Probability: We see a 25% risk of some sort of national involvement, oversight or coordination similar to capping public access to the forefront of AI technology. This in turn means we see a 20% of the big tech names scaling back on the most aggressive investments. This will not be good for Big tech and certainly not Nvidia.
Scenario B: Proliferation of AGI Development in Private Sector
Implications for society: Limited regulatory oversight allows private sectors to lead in AGI development, potentially accelerating technological advancements. However, this scenario may exacerbate societal inequalities in AI access and control.
Implications for business: AI industry sees sustained demand for advanced computing solutions amidst unchecked development. Ethical concerns and public trust issues could impact market sentiment and long-term sustainability.
Probability: There is a 35% probability of uneven benefits and ethical challenges from private sector dominance in AGI, potentially affecting the AI Industry's strategic direction and Big Tech's market positions.
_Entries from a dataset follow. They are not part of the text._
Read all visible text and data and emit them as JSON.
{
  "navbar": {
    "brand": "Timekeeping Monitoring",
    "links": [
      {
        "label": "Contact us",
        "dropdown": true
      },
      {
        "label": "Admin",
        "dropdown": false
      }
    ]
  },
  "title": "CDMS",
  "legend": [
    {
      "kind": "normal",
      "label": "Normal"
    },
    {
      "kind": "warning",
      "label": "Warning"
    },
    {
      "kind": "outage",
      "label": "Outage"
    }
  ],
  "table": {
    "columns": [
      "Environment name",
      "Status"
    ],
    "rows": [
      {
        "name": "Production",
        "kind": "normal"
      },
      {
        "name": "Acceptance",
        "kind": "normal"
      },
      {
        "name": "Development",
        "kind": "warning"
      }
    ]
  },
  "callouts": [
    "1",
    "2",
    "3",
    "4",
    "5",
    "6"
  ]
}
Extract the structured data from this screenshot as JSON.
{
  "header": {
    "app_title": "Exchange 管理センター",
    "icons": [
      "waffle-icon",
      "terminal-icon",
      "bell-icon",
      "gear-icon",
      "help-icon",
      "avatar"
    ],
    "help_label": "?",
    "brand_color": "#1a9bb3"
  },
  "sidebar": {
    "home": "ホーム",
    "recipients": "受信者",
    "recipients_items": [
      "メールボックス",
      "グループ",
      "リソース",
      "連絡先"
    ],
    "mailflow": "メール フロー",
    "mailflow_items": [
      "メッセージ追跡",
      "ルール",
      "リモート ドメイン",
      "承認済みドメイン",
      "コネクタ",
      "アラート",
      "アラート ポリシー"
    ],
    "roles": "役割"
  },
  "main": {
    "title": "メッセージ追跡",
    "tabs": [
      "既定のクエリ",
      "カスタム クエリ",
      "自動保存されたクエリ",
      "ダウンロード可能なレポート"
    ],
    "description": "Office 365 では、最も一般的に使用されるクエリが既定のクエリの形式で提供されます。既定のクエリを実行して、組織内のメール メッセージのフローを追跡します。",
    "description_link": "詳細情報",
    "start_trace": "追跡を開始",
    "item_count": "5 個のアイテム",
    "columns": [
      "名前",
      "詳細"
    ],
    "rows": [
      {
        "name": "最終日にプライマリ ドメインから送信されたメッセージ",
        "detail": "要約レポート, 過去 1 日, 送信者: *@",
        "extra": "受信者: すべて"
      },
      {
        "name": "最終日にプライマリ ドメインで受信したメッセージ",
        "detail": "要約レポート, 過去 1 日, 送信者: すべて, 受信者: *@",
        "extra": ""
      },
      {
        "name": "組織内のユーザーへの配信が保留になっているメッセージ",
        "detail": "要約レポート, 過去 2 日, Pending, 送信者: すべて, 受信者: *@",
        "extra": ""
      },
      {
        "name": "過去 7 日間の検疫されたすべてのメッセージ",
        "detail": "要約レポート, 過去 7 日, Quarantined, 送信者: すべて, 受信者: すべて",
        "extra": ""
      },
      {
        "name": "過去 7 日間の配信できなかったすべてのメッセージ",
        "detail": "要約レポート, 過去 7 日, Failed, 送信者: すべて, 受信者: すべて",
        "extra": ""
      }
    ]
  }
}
Scenario C: International Collaboration and Regulation limits innovation cycles
Implications for society: Global collaboration and regulatory frameworks emerge to manage AGI responsibly, balancing innovation with safety and ethical considerations. Progress towards AGI deployment across sectors could be slower but more stable.
Implications for business: AI benefits from standardized global regulations ensuring fair competition and responsible AI deployment. However, stringent regulations may also increase operational costs and limit rapid innovation cycles.
Probability: We estimate a 40% probability of international regulations stifling innovation and fragmenting the global AI landscape, leading to geopolitical tensions and competitive disadvantages for companies operating under stricter regulatory environments.